Hello Julius,
Well I do something similar using FileIO.Write.FileNaming i,e,
https://beam.apache.org/releases/javadoc/2.4.0/org/apache/beam/sdk/io/FileIO.Write.FileNaming.html
You can do something like following:
.apply(FileIO.<GenericRecord>*write*()
.via(ParquetIO.*sink*(*getOutput_schema*()))
.to(outputPath)
.withNumShards(1)
*.withNaming(new
DatePartitionedFileName(subpath))*
Where your DatePartitionedFileName will implete FileIO.Write.FileNaming and
override its getFileName method i.e. something like following:
class DatePartitionedFileName implements FileIO.Write.FileNaming {
DatePartitionedFileName(String subpath) {
}
@Override
public String getFilename(BoundedWindow window, PaneInfo pane, int
numShards, int shardIndex, Compression compression) {
IntervalWindow intervalWindow = (IntervalWindow) window;
return String.format(
%s/file.parquet",
subpath,
some function like--> getCurrentHour());
}
}
Hope this helps.
Regards
Mohil
On Fri, Jul 10, 2020 at 1:51 PM Almeida, Julius <[email protected]>
wrote:
> Hi Team,
>
>
>
> I am trying to write files using FileIO, but currently all files fall
> under same folder.
>
>
>
> I need to write to new folder every hour,
>
> eg.: /output/hour-01/files.*. -> events coming in at hour 1
>
> /output/hour-02/files.*. -> events coming in at hour 2
>
>
>
> My Code :
>
>
>
> parquetRecord.apply(*"Batch Events"*, Window.<GenericRecord>*into*(
> FixedWindows.*of*(Duration.*standardMinutes*(10)))

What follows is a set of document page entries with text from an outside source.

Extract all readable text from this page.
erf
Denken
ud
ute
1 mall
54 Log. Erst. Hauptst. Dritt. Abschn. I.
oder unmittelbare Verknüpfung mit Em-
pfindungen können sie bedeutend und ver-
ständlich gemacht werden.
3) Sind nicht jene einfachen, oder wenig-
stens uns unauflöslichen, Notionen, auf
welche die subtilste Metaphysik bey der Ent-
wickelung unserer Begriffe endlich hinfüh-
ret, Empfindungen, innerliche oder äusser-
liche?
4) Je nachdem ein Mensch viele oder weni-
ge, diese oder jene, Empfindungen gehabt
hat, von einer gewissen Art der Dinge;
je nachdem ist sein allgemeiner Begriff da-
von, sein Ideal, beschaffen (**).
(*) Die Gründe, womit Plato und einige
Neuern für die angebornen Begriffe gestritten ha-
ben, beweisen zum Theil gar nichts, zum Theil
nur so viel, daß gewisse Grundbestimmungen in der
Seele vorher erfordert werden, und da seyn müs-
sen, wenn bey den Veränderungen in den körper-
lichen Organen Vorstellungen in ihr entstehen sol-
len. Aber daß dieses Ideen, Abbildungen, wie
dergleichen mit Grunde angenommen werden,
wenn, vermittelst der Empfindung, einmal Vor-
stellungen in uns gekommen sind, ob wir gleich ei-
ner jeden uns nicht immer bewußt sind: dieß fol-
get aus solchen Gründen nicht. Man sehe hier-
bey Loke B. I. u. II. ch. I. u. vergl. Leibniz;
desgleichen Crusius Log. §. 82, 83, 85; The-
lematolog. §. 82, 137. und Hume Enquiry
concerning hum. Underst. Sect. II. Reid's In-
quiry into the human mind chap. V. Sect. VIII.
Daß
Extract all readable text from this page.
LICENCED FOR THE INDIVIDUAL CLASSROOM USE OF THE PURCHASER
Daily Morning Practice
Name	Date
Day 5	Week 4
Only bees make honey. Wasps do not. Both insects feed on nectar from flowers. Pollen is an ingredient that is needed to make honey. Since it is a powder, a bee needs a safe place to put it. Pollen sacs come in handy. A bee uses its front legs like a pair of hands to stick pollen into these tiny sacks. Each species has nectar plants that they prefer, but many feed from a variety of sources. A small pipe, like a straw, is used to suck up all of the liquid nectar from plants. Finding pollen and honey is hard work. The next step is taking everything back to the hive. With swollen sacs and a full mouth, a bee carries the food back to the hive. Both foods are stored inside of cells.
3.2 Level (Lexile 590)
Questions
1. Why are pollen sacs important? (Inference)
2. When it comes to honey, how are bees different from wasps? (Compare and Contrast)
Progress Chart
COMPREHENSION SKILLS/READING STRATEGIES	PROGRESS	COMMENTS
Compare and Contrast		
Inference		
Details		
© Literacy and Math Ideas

> .triggering(AfterWatermark.*pastEndOfWindow*())
> .discardingFiredPanes()
> .withAllowedLateness(Duration.*standardMinutes*(0)))
> .apply(Distinct.*create*())
>
> .apply(FileIO.<GenericRecord>*write*()
> .via(ParquetIO.*sink*(*getOutput_schema*()))
> .to(outputPath + *"hour=" *+ *new *DateTime().toString(
> *"HH"*) + *"/"*).withNumShards(1)
> .withSuffix(*".snappy.parquet"*));
>
>
>
>
>
> Thanks,
>
> Julius
>
>
>
>
>
>
>